O reino do Congo abraçou com entusiasmo o cristianismo; o rei local, interessado em modernizar seu reino, estimulou a adoção de hábitos europeus, o que vai produzir uma enorme demanda por produtos do velho continente; pagos inicialmente com peças de cobre, os produtos logo passam a ser comprados com escravos. O rei português também estava interessado no progresso do Congo, pois sonhava em ter um poderoso rei católico africano como aliado e base de apoio; mas os habitante de são Tomé sabotaram seus esforços; para eles o Congo só tinha interesse como fornecedor de escravos baratos (372).
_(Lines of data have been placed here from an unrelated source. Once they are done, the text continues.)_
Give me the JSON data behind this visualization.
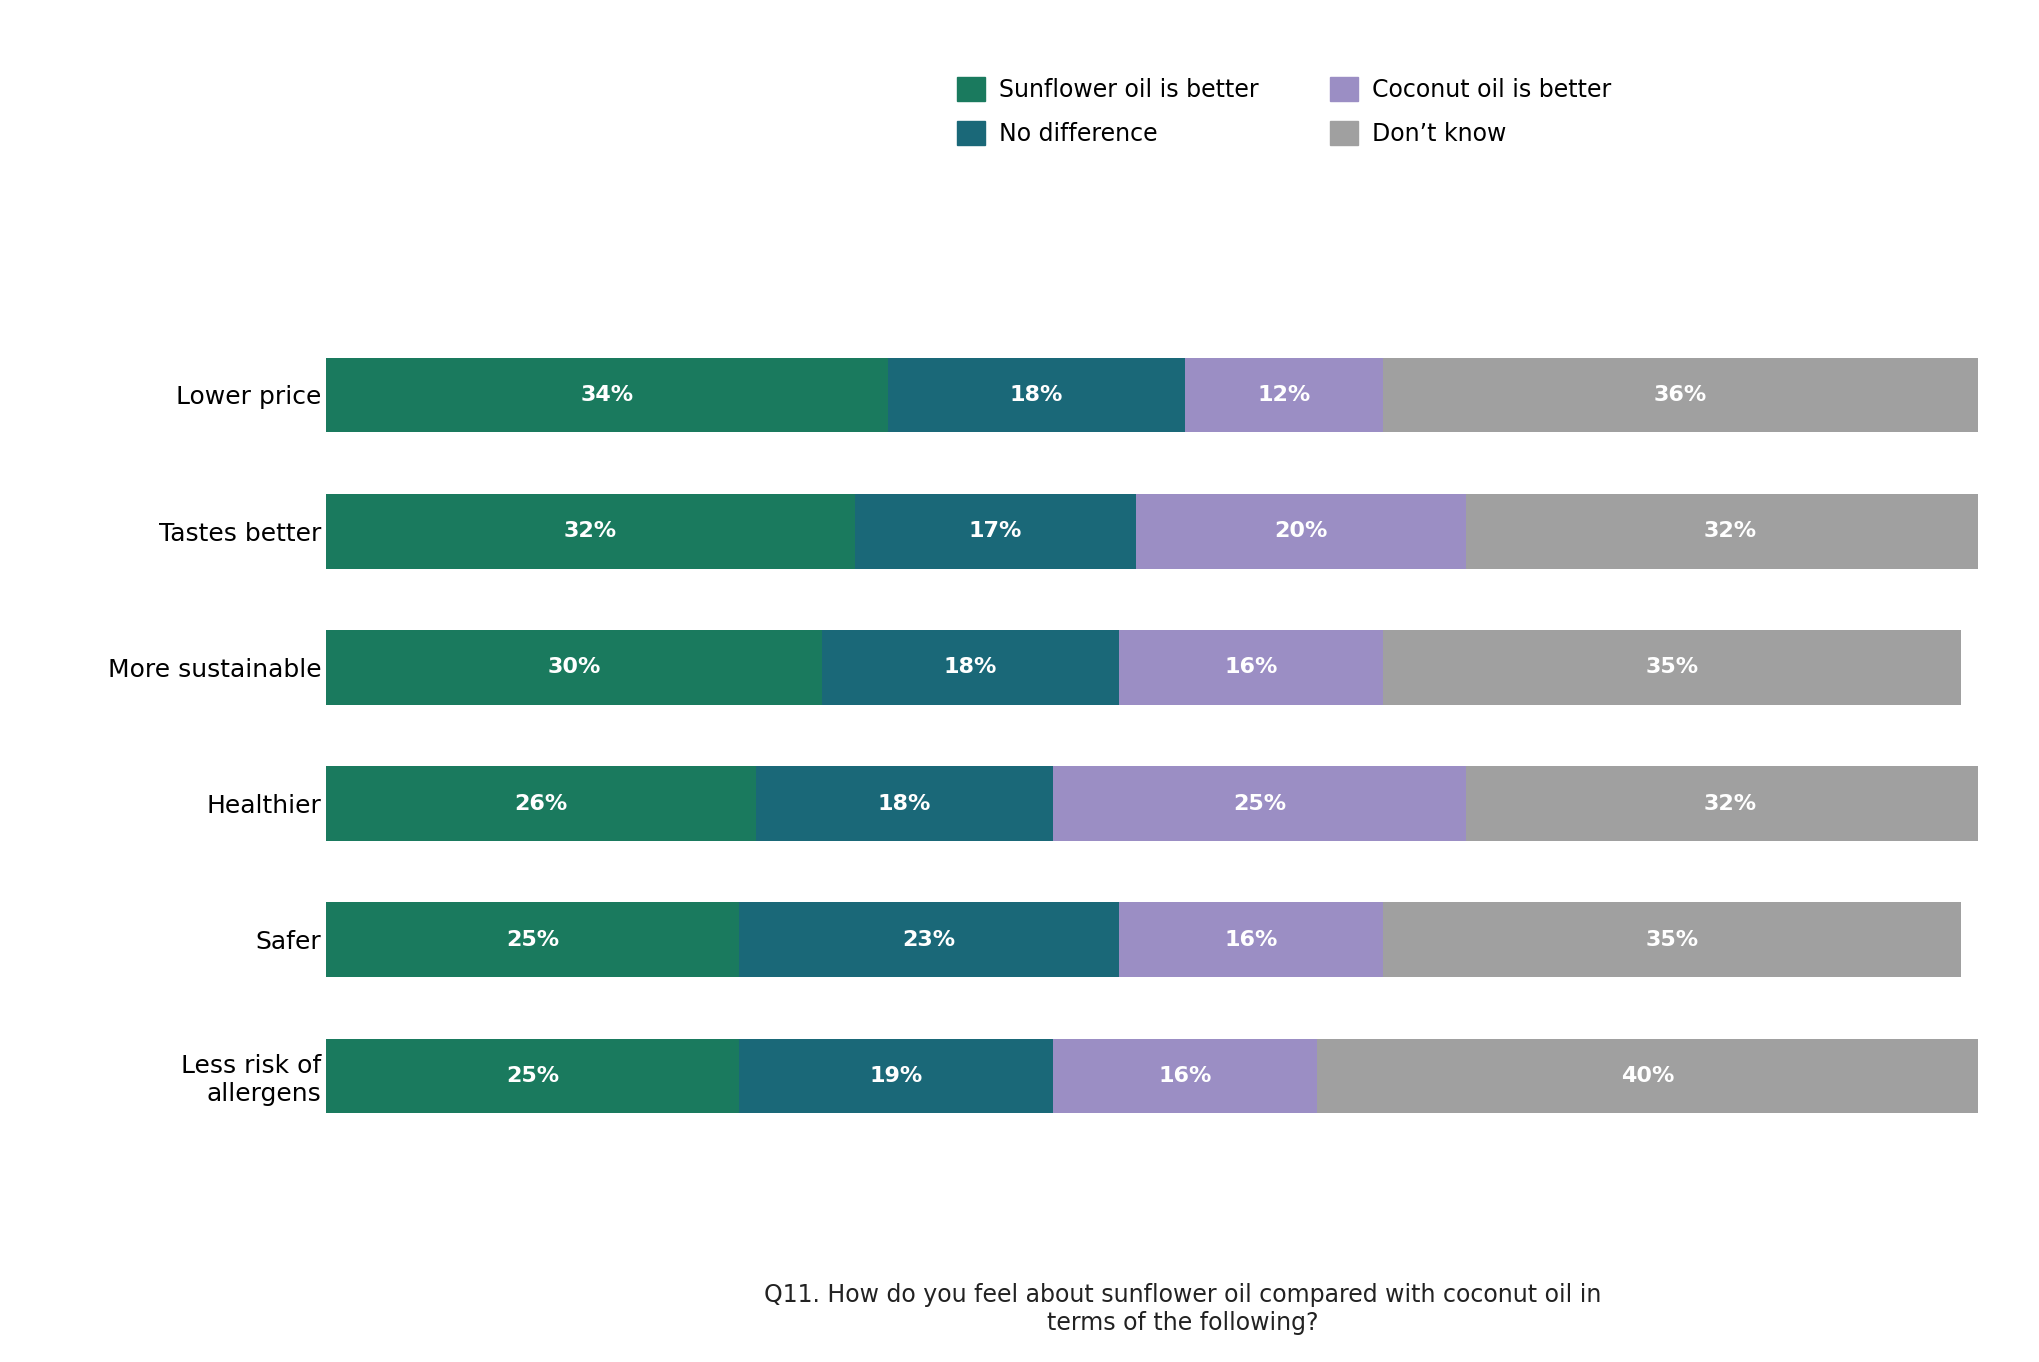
{
  "categories": [
    "Lower price",
    "Tastes better",
    "More sustainable",
    "Healthier",
    "Safer",
    "Less risk of\nallergens"
  ],
  "series": {
    "Sunflower oil is better": [
      34,
      32,
      30,
      26,
      25,
      25
    ],
    "No difference": [
      18,
      17,
      18,
      18,
      23,
      19
    ],
    "Coconut oil is better": [
      12,
      20,
      16,
      25,
      16,
      16
    ],
    "Don’t know": [
      36,
      32,
      35,
      32,
      35,
      40
    ]
  },
  "colors": {
    "Sunflower oil is better": "#1a7a5e",
    "No difference": "#1a6878",
    "Coconut oil is better": "#9b8ec4",
    "Don’t know": "#a0a0a0"
  },
  "legend_order": [
    "Sunflower oil is better",
    "No difference",
    "Coconut oil is better",
    "Don’t know"
  ],
  "footnote": "Q11. How do you feel about sunflower oil compared with coconut oil in\nterms of the following?",
  "bar_height": 0.55,
  "background_color": "#ffffff",
  "text_color": "#ffffff",
  "label_fontsize": 16,
  "legend_fontsize": 17,
  "category_fontsize": 18,
  "footnote_fontsize": 17
}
Para evitar que os próprios congolenses fossem vendidos, o rei do Congo instituiu um monopólio real sobre o tráfico em 1526 (375). A morte do rei, em 1543, e a interferência lusitana na sucessão real desatou a guerra civil; a situação vai se complicar com a invasão da região de povos vindos do interior em 1568, os jagas (390); a partir daí o tráfico se intensifica e vai destruir as estruturas tradicionais da sociedade local. As guerras freqüentes contra os jagas criam uma enorme disponibilidade de escravos que fazem o porto de Luanda prosperar (395); culturas trazidas do Brasil, como o milho e a mandioca, passaram a ser cultivadas por escravos em grandes propriedades; toda a economia do congo agora gira em torno do comércio de escravos.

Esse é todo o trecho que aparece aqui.